Sin embargo, un reciente criterio emitido por la Dirección General de Tributación —oficio MH-DGT-DNTI-DCN-CONS-0006-2026— introduce elementos interpretativos que podrían modificar el alcance de esta exención. El caso analizado no es atípico. Se trata de una sociedad que, además de mantener inversiones en acciones de otras empresas —de las cuales percibe dividendos—, desarrolla una actividad económica de arrendamiento de bienes inmuebles. A partir de ello, se consulta si los dividendos recibidos pueden beneficiarse de la exención.
La respuesta de Tributación concluye que no procede la exención, señalando que dichos dividendos deben tributar como rentas de capital mobiliario. No obstante, el razonamiento utilizado plantea ciertos retos interpretativos y que van más allá de la literalidad de la norma legal y el reglamento.
En particular, el criterio administrativo introduce —de forma implícita— un elemento adicional: que los activos que generan los dividendos, es decir, las acciones, deben encontrarse “afectos” a la actividad lucrativa de la sociedad receptora. Este enfoque resulta relevante, ya que la normativa no establece expresamente dicha condición como requisito para la aplicación de la exención.
El reglamento a la Ley del Impuesto sobre la Renta dispone que la exención puede aplicar cuando la sociedad receptora desarrolle una actividad lucrativa y esté sujeta al impuesto correspondiente, ya sea al impuesto sobre las utilidades o al de rentas y ganancias de capital.
En este contexto, el criterio analizado parece sugerir, de forma implícita, una lógica de integración de estas rentas al régimen de utilidades, condicionando la exención a la vinculación de los activos que generan los dividendos con la actividad económica del contribuyente.
No obstante, el análisis contenido en el oficio parece ir más allá, al condicionar la exención a una vinculación funcional entre los activos que generan los dividendos y la actividad económica del contribuyente.
Esta interpretación plantea una dificultad práctica.
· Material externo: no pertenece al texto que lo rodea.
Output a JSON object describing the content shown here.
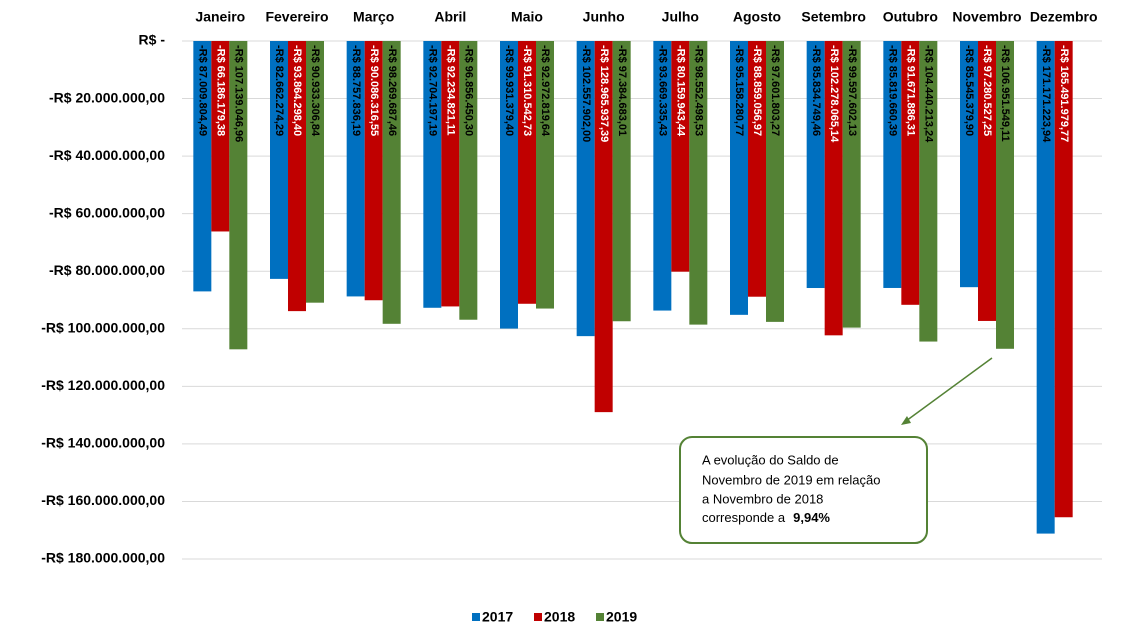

En muchas estructuras empresariales, las inversiones en acciones no forman parte directa de la actividad operativa principal, sino que responden a decisiones patrimoniales. Exigir que dichas inversiones estén “afectas” a la actividad podría limitar significativamente la aplicación de la exención en escenarios comunes.
En la práctica, esto genera una interrogante relevante: ¿es suficiente que una sociedad desarrolle una actividad lucrativa para acceder a la exención, o se requiere además que exista una relación directa entre dicha actividad y los activos que generan los dividendos?
La respuesta no resulta clara a partir del criterio analizado, pero si es clara en la Ley y el Reglamento, por lo que dicho criterio, no vinculante, debería revisarse a la luz de la literalidad de las normas.
En un contexto donde la Administración Tributaria ha venido fortaleciendo sus mecanismos de control, la claridad en la interpretación de las normas adquiere una relevancia particular. Cuando un criterio introduce condiciones adicionales no previstas expresamente en la normativa, se incrementa el riesgo de interpretaciones divergentes y de inseguridad jurídica para los contribuyentes.
Ante este escenario, resulta recomendable que las sociedades que perciben dividendos, especialmente aquellas que combinan actividades operativas con inversiones financieras, revisen cuidadosamente su situación para evaluar el posible impacto de este criterio en su tratamiento tributario.